Airlines pull back in Cancún as the region faces negative backlash from patron blackouts 

Cancún’s image has been tarnished during the last year as Milwaukee’s Journal Sentinel engaged in an extensive investigation that revealed hundreds of travellers reporting blackouts after consuming alcohol at the region’s resorts. During many of those blackouts, resort patrons were assaulted and robbed.


Summary:

  • Airlines are adjusting capacity into Cancún as the recent Milwaukee Journal Sentinel investigation impacts traveller demand to the Mexican resort destination;
  • The newspaper discovered more than 170 patrons at the region’s resorts have reported blackouts after drinking even small amounts of alcohol during stays;
  • Milwaukee Journal Sentinel cited a report by Euromonitor International that concluded that as much as 36% of the alcohol consumed in Mexico is illegal.
  • The US is by far Cancún’s largest tourism market and American, Delta and United have all cited weakness in Mexican beach markets.

More than 170 patrons at the region’s resorts reported to the publication that they blacked out after consuming small to moderate amounts of alcohol. “Some have been assaulted and robbed. All reported little or no recollection of what happened. The incidents occurred at various resorts, to men and women of varying ages, single and in pairs”, the publication reported.

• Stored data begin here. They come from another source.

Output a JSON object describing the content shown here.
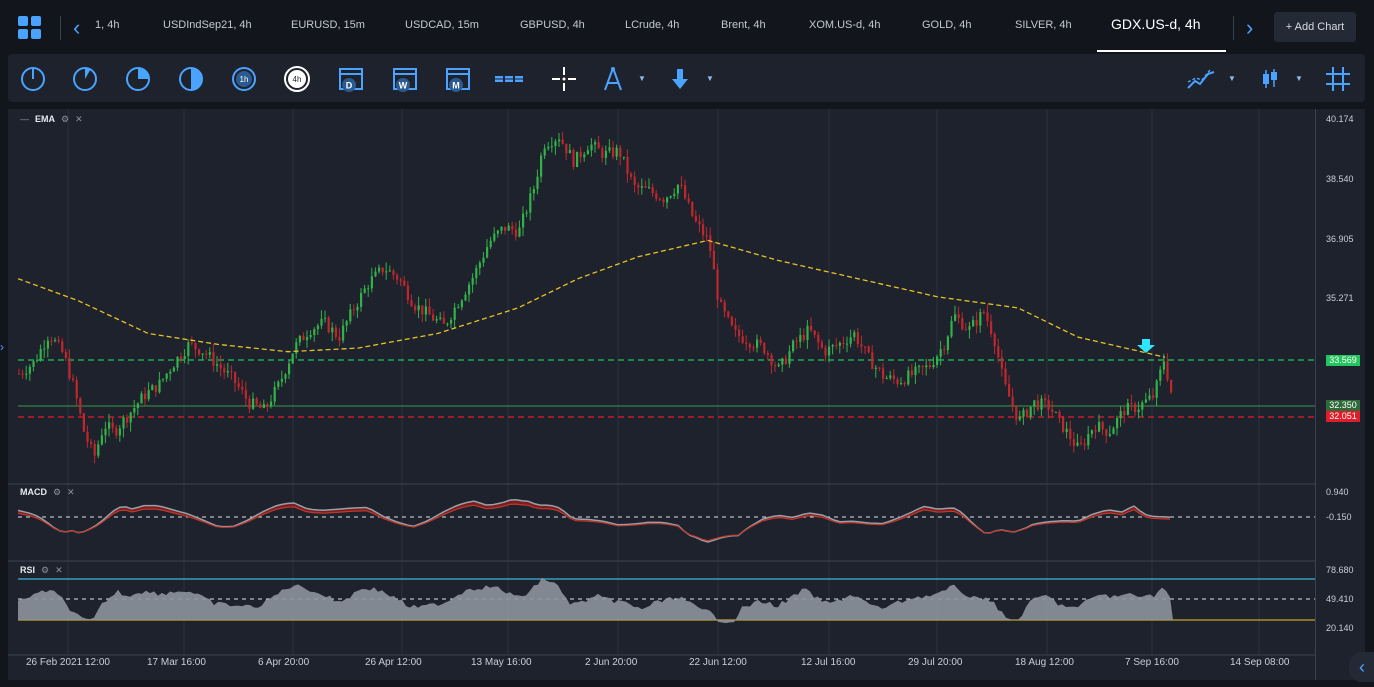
{
  "tabs": [
    {
      "label": "1, 4h"
    },
    {
      "label": "USDIndSep21, 4h"
    },
    {
      "label": "EURUSD, 15m"
    },
    {
      "label": "USDCAD, 15m"
    },
    {
      "label": "GBPUSD, 4h"
    },
    {
      "label": "LCrude, 4h"
    },
    {
      "label": "Brent, 4h"
    },
    {
      "label": "XOM.US-d, 4h"
    },
    {
      "label": "GOLD, 4h"
    },
    {
      "label": "SILVER, 4h"
    },
    {
      "label": "GDX.US-d, 4h"
    }
  ],
  "active_tab": "GDX.US-d, 4h",
  "add_chart_label": "+ Add Chart",
  "toolbar": {
    "timeframe_tools": [
      "circle-1m-icon",
      "circle-5m-icon",
      "circle-15m-icon",
      "circle-30m-icon",
      "circle-1h-icon",
      "circle-4h-icon"
    ],
    "period_labels": [
      "D",
      "W",
      "M"
    ],
    "hour_labels": [
      "1h",
      "4h"
    ],
    "active_timeframe": "4h"
  },
  "indicators": {
    "main": "EMA",
    "macd": "MACD",
    "rsi": "RSI"
  },
  "price_axis": {
    "labels": [
      "40.174",
      "38.540",
      "36.905",
      "35.271"
    ],
    "badges": [
      {
        "value": "33.569",
        "color": "#22c55e"
      },
      {
        "value": "32.350",
        "color": "#2f6b3a"
      },
      {
        "value": "32.051",
        "color": "#e11d2a"
      }
    ]
  },
  "macd_axis": {
    "labels": [
      "0.940",
      "-0.150"
    ]
  },
  "rsi_axis": {
    "labels": [
      "78.680",
      "49.410",
      "20.140"
    ]
  },
  "time_axis": {
    "labels": [
      "26 Feb 2021 12:00",
      "17 Mar 16:00",
      "6 Apr 20:00",
      "26 Apr 12:00",
      "13 May 16:00",
      "2 Jun 20:00",
      "22 Jun 12:00",
      "12 Jul 16:00",
      "29 Jul 20:00",
      "18 Aug 12:00",
      "7 Sep 16:00",
      "14 Sep 08:00"
    ]
  },
  "chart_data": {
    "type": "candlestick",
    "price_points": [
      [
        0,
        33.2
      ],
      [
        15,
        33.5
      ],
      [
        30,
        34.3
      ],
      [
        45,
        33.7
      ],
      [
        55,
        32.8
      ],
      [
        65,
        31.6
      ],
      [
        75,
        30.9
      ],
      [
        85,
        31.8
      ],
      [
        95,
        31.6
      ],
      [
        110,
        32.1
      ],
      [
        125,
        32.6
      ],
      [
        140,
        32.9
      ],
      [
        155,
        33.5
      ],
      [
        170,
        34.0
      ],
      [
        185,
        33.8
      ],
      [
        200,
        33.4
      ],
      [
        215,
        33.0
      ],
      [
        230,
        32.4
      ],
      [
        245,
        32.2
      ],
      [
        260,
        32.9
      ],
      [
        275,
        33.9
      ],
      [
        290,
        34.4
      ],
      [
        305,
        34.6
      ],
      [
        320,
        34.2
      ],
      [
        335,
        35.0
      ],
      [
        350,
        35.7
      ],
      [
        365,
        36.1
      ],
      [
        380,
        35.8
      ],
      [
        395,
        35.1
      ],
      [
        410,
        34.8
      ],
      [
        425,
        34.5
      ],
      [
        440,
        35.2
      ],
      [
        455,
        35.9
      ],
      [
        470,
        36.8
      ],
      [
        485,
        37.2
      ],
      [
        500,
        37.1
      ],
      [
        515,
        38.3
      ],
      [
        525,
        39.5
      ],
      [
        540,
        39.7
      ],
      [
        555,
        39.0
      ],
      [
        570,
        39.5
      ],
      [
        585,
        39.2
      ],
      [
        600,
        39.3
      ],
      [
        615,
        38.3
      ],
      [
        630,
        38.2
      ],
      [
        645,
        38.0
      ],
      [
        660,
        38.4
      ],
      [
        675,
        37.4
      ],
      [
        690,
        36.8
      ],
      [
        700,
        35.1
      ],
      [
        715,
        34.3
      ],
      [
        730,
        34.1
      ],
      [
        745,
        33.9
      ],
      [
        760,
        33.3
      ],
      [
        775,
        34.0
      ],
      [
        790,
        34.4
      ],
      [
        805,
        33.8
      ],
      [
        820,
        34.0
      ],
      [
        835,
        34.3
      ],
      [
        850,
        33.6
      ],
      [
        865,
        33.1
      ],
      [
        880,
        33.0
      ],
      [
        895,
        33.2
      ],
      [
        910,
        33.4
      ],
      [
        925,
        34.0
      ],
      [
        935,
        34.8
      ],
      [
        950,
        34.4
      ],
      [
        965,
        34.9
      ],
      [
        975,
        34.2
      ],
      [
        985,
        32.9
      ],
      [
        1000,
        31.9
      ],
      [
        1015,
        32.4
      ],
      [
        1030,
        32.3
      ],
      [
        1045,
        31.7
      ],
      [
        1060,
        31.1
      ],
      [
        1075,
        31.8
      ],
      [
        1090,
        31.6
      ],
      [
        1105,
        32.2
      ],
      [
        1120,
        32.3
      ],
      [
        1135,
        32.6
      ],
      [
        1145,
        33.6
      ],
      [
        1155,
        32.3
      ]
    ],
    "ema_points": [
      [
        0,
        35.8
      ],
      [
        60,
        35.2
      ],
      [
        130,
        34.3
      ],
      [
        200,
        34.0
      ],
      [
        270,
        33.8
      ],
      [
        340,
        33.9
      ],
      [
        420,
        34.3
      ],
      [
        500,
        35.0
      ],
      [
        560,
        35.8
      ],
      [
        620,
        36.4
      ],
      [
        690,
        36.85
      ],
      [
        760,
        36.3
      ],
      [
        840,
        35.8
      ],
      [
        920,
        35.3
      ],
      [
        1000,
        35.0
      ],
      [
        1060,
        34.2
      ],
      [
        1147,
        33.65
      ]
    ],
    "levels": [
      33.569,
      32.35,
      32.051
    ],
    "macd_axis_labels": [
      0.94,
      -0.15
    ],
    "rsi_levels": [
      78.68,
      49.41,
      20.14
    ]
  }
}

Those incidents appear to have occurred within the last two years, and the Milwaukee Journal Sentinel cited a report by Euromonitor International that concluded that as much as 36% of the alcohol consumed in Mexico is illegal. That alcohol is not sold or produced under regulated conditions, the publication explained. Its investigation also discovered the bootleg liquor could be infused with grain alcohol or dangerous concentrations of methanol.

CHART – The US is the largest source market for visitors to Cancún and currently accounts for 55.1% of the international system seats offered into Cancún International AirportSource: CAPA – Centre for Aviation and OAG (data: w/c 03-Sep-2018)

The US is by far Cancún’s largest tourism market, and some of the country’s airlines are adjusting capacity as demand in the aftermath of those incidents softens. The country is Cancún’s largest international country measured by ASK deployment.

American, Delta and United have all cited weakness in Mexican beach markets, and Delta is adjusting its capacity on some of its routes in the region.  US ULCC Spirit Airlines also cited signs of weakness in the Cancún market during 2Q2018, and has calculated sagging demand to the region would affect its 3Q2018 total unit revenue by broadly 100 basis points.

CHART – Air capacity between the USA and Cancun has follows a general growth trend this decade, but with obvious seasonal variation. Despite the impact of the news report capacity this week is up +77.4% versus the comparable week in 2012Source: CAPA – Centre for Aviation and OAG (data: w/c 03-Sep-2018)

Spirit executives stated that the airline had made some select capacity adjustments to Cancún for the US autumn period, and had postponed some new services to Cancún.  As of late Jul-2018, Cancún represented only approximately 2% of Spirit’s overall capacity.

There’s no doubt that the travel advisories that “have been out there all year”, according to Spirit, are also affecting airlines’ ability to price effectively on routes to Cancún. At the time when Spirit outlined plans to make capacity adjustments for Cancún, its executives remarked that the airline believed the situation would “eventually resolve itself”.